I like persuading kids that poetry isn’t just something to read, but something to write (and re-write). Short residencies in schools include St Stephen’s and St Agnes School (SSSAS) near Washington DC, USA, St Aidan’s C of E High School and Ashville College (both in Harrogate). Ashville College use my poem What I Know in their interview process for Junior School students entering Senior School. Although my residency at SSSAS was a few years ago now, we keep in touch and in January 2012 I held a class for some senior students there – via Skype! Click here to see a short clip of the session.
I run a week’s poetry summer school in Bilsdale, North Yorkshire, which started in 2000. Every July, ten to twenty poets pack their suitcases with clean underwear, several pens and a few good ideas and head to Chop Gate in Bilsdale to write poetry for a week.
My most substantial writing residencies have been for the MAMA East African Women’s Group (which I’m still doing), Leeds Teaching Hospitals Trust, and Yorkshire Forward.
At MAMA, I work with Somali women to write and edit the stories of their lives. In 2007, some of our work came to fruit with the publication of two books, both available from the African Book Centre (type the titles into their search box to find): Traveling with the Bedouin Women of Hawd and The Asylum Seeker.
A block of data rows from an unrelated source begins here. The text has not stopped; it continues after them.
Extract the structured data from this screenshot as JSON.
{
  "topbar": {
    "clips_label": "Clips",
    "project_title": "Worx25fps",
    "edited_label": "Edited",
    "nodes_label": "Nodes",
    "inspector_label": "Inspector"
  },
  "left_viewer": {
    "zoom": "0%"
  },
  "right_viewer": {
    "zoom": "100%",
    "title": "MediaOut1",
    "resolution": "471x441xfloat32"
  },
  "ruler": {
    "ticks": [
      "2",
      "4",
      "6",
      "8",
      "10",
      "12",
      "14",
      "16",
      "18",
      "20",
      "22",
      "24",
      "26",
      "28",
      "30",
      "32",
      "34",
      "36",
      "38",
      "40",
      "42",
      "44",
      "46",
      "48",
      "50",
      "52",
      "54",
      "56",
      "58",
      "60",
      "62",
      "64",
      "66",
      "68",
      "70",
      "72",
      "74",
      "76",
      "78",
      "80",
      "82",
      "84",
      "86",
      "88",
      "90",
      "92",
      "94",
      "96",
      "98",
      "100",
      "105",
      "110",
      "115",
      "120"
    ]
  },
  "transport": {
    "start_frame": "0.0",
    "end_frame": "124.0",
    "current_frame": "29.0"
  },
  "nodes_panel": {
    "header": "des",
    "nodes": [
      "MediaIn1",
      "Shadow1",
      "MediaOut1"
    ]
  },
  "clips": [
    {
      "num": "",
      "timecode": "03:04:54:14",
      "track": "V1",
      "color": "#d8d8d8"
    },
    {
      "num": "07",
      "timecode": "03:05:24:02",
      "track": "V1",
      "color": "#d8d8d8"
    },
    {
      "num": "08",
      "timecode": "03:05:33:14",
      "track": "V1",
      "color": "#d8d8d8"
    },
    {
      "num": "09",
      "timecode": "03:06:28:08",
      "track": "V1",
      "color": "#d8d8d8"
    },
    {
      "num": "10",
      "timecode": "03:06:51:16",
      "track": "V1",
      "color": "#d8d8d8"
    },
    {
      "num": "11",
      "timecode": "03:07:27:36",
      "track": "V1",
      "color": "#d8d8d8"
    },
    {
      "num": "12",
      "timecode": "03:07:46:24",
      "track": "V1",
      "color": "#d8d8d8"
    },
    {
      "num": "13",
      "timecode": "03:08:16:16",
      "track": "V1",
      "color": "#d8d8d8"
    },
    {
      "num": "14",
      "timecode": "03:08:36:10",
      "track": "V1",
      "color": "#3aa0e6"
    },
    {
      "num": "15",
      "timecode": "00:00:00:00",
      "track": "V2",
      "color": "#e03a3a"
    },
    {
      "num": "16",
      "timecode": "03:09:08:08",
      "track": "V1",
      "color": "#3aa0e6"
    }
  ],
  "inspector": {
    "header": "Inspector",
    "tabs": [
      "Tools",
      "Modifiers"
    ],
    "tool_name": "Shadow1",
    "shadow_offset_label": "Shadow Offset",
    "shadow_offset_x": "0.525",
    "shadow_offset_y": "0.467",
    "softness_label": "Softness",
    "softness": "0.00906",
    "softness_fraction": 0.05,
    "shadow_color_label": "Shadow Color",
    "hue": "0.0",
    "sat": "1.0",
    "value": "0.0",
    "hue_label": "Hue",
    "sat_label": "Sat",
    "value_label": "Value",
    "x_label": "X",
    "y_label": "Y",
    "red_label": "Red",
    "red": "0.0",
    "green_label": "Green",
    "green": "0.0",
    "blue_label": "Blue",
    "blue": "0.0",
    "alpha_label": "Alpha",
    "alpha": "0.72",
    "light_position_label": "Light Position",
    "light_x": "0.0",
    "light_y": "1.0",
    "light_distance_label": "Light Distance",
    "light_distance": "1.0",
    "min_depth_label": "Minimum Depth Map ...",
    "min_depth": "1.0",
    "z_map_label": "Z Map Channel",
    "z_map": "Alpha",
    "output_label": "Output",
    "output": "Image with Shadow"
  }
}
‘A fascinating read, warm, human and a fantastic way of being educated about the recent history of Somalia without being overloaded with dry historical facts. I love the two main female characters, feisty, funny and tremendous ambassadors for their country.’
Comedienne Jo Brand, on The Asylum Seeker.
Now we’re working on a story called ‘The Hagbad’. It’s about the way that Somali women living in the UK raise money for their many and varied business ventures. The story’s heroine is Nimo Netto, who has the unenviable job of running the Hagbad and sorting out the disputes that invariably arise between colourful characters like Sarah Loud, Yasmin High Heels and Kaltun Fish and Chips.
At LTH Trust, I worked with patients and staff using writing. My core work was one-to-one, helping people express their experience in a poem or short prose piece, or mentoring their writing: I was midwife to two novels and a non-fiction book. I helped write a module for medical students around the idea of doctors as writers. I worked on different wards: heart, maternity, elderly, teenage cancer, breast cancer and eating disorder, and stuck poems up in the lifts faster than the cleaners could take them down. I also wrote poems in response to the experience of being there.
There’s an excellent and honest report about one of the residency’s phases on the Arts Council’s website.
For Yorkshire Forward, I co-authored a book with Fitz-Gibbon Professor of Urban Design, Alan Simpson, on Yorkshire’s Urban Renaissance.
In the early noughties, following a Government white paper, various towns in Yorkshire were ‘re-imagined.’ Perhaps the most famous example was Barnsley, which Urban Renaissance architects envisioned as a Tuscan hill town.
The book was called Renaissance Towns: Visions, Actions, Realities and was published in 2005.
Talks and Readings
Earning a living as a writer
Although we all probably know that the writing life isn’t all four-figure advances, awards ceremonies and record-breaking book sales, especially these days, the ‘hack’ side of being a writer rarely gets talked about.
I’ve talked to many writers’ groups about this and it’s a strangely inspirational topic: while people’s own bestsellers are waiting to be accepted by publishers (or even waiting to be written) there’s a lot of other stuff to get involved in, which gets one’s name into print.